Красный. Орландо ответил на ее поцелуй, и в комнате Синей Бороды расцвели цветы, а у призраков прошлого, что наполняли ее сердце чернотой, проклюнулись серые перья. С каждым поцелуем Лиске дышалось все легче, а ее пальцы стремились коснуться кожи Орландо как своей собственной. Селеста. Впервые с радостью Селеста. И ей не нужно было прятать от него лисицу: он понимал, какое наслаждение приносит иное обличье, он принимал ее кожей и перьями, шел следом за ней в лес ее души, где до сих пор ей не встречался никто другой, кроме Джекоба. Они потерялись там, пока он не нашел ее сердце. Оно билось в его руках очень быстро, но он крепко держал его, сплетая золотую нить с красной и серой.

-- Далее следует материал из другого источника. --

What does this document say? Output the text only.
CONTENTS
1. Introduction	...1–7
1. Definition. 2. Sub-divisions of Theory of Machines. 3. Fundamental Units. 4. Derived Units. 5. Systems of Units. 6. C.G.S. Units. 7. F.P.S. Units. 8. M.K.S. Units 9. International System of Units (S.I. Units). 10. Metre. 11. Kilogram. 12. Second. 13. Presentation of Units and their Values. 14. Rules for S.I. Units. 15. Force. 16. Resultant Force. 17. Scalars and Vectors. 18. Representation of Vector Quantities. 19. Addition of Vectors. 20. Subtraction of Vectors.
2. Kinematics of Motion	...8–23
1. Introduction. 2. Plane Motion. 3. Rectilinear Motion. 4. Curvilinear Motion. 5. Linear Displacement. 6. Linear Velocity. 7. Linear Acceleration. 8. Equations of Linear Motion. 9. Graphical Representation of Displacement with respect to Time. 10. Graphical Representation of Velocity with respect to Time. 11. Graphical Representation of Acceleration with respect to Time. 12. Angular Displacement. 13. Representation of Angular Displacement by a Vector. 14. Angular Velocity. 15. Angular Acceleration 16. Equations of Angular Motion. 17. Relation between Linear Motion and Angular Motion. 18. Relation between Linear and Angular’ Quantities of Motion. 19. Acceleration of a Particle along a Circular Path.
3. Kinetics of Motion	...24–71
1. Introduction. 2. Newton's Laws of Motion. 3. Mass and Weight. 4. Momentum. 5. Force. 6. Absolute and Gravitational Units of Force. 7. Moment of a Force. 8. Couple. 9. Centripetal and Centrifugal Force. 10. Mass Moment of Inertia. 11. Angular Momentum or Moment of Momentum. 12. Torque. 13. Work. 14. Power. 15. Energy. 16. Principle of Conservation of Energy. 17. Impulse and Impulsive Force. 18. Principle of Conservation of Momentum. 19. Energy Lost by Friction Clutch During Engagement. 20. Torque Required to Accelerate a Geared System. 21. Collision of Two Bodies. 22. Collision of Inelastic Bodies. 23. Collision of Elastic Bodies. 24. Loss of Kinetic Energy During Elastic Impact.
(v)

Минуты. Часы. Время, превратившееся в прикосновения. Ни единого слова больше не было на ее губах, даже имени Джекоба. Только поцелуи, которые она дарила другому.
Лиса. Он называл ее Лисой, шептал это слово снова и снова, словно хотел напомнить, что, целуя ее человеческую кожу, любит и лисицу. Они забыли о карлице и о том, что она должна была для Орландо выведать, забыли о горничной, которая потчевала Людмилу альбионским пирогом.
Вновь обо всем вспомнив, Лиска не понимала, который час. Орландо спал так крепко, что ей удалось выскользнуть из его объятий, не разбудив его. Труднее оказалось оторвать взгляд от его лица – будто что-то в ней боялось забыть его вновь. Она откинула теплое одеяло, ощутив запах пота – своего и Орландо, огладила свои руки. Такие мягкие. Такие теплые. Была ли она счастлива? Да. И нет. Потому что вернулись слова, а с ними – имя, которое уже очень давно оплетало ее сердце золотой нитью, и Лиска даже не помнила, что чувствовала до него.
Она снова взглянула на спящего Орландо.
Серое и золотое.
Она хотела и того и другого. И гармонии между ними.
Лиска подобрала одежду с вотканных в ковер у кровати цветов. Никогда еще она не сбрасывала меховое платье так небрежно и, найдя его среди человеческой одежды, испытала облегчение.
Людмила Ахматова уже ушла, оставив для Орландо письмо. Тайны. Лиска его не прочла.
До дворца Барятинского путь был неблизкий, но Лиска все же пошла пешком. Она не спеша разглядывала себя в витринах как чужую, не зная, плакать ей или смеяться – и не делала ни того ни другого. Она оставляла кого-то на улочках Москвы – ту Селесту, которая до сих пор сидела за столом Синей Бороды, а еще ту рыжую девочку, которая столько лет следовала за Джекобом, как ребенок. Она все еще не понимала, на кого их обменяла. Проходя мимо ворот парка, она призвала мех. Превращение произошло так естественно, как давно уже не бывало. Лисица поцарапала спину, пролезая под воротами, но как же хорошо было освободиться от всех человеческих воспоминаний. Если бы еще солнце не вплетало золотые нити в кроны деревьев!
Привратник за воротами особняка Барятинского открыл ей, не сказав ни слова. Когда она проходила мимо него, он опустил взгляд, но она заметила в его глазах желание. Как эхо случившегося.
Джекоб еще не возвращался.
Лиса была этому рада.
41Варягский медведь
Владимир Молотов был не только куратором царской кунсткамеры. Он также преподавал историю Варягии в Московском университете, о чем с гордостью поведал Джекобу перед началом экскурсии. Но уже через десять минут Бесшабашный искренне сочувствовал всем студентам, которых судьба заносила на его лекции. Коллекция и вправду оказалась такой уникальной, как утверждалось на Западе, а аустрийский Молотова – почти безупречным. Но говорил он еще медленнее, чем передвигался по залам на скрюченных подагрой ногах, что начисто лишало очарования даже знаменитые волшебные яйца.
Доспехи, делающие любого неуязвимым; печи, придающие медвежью силу каждому, кто на них спит; два зала, заполненные грибами-невидимками, волшебными орехами, магическим шиповником и ступами Бабы-яги. В трех следующих оказались резные фигуры со всех концов света, с помощью которых можно было якобы призывать древних богов, будь то бог-громовержец из Фрона, божественная змея из Бенгалии или Огненный Танцор из Савайи… Этому не было конца, черт побери, и скучная лекция Молотова слишком часто побуждала Джекоба размышлять о том, чем там сейчас занимаются Лиска с Орландо. С какой нелепой настойчивостью возвращались к ней его мысли. Сколько бы ни заставлял он себя слушать экскурсовода, прекрасно осознавал, за кем на самом деле следует в мыслях – так же естественно, как она все эти годы следовала за ним.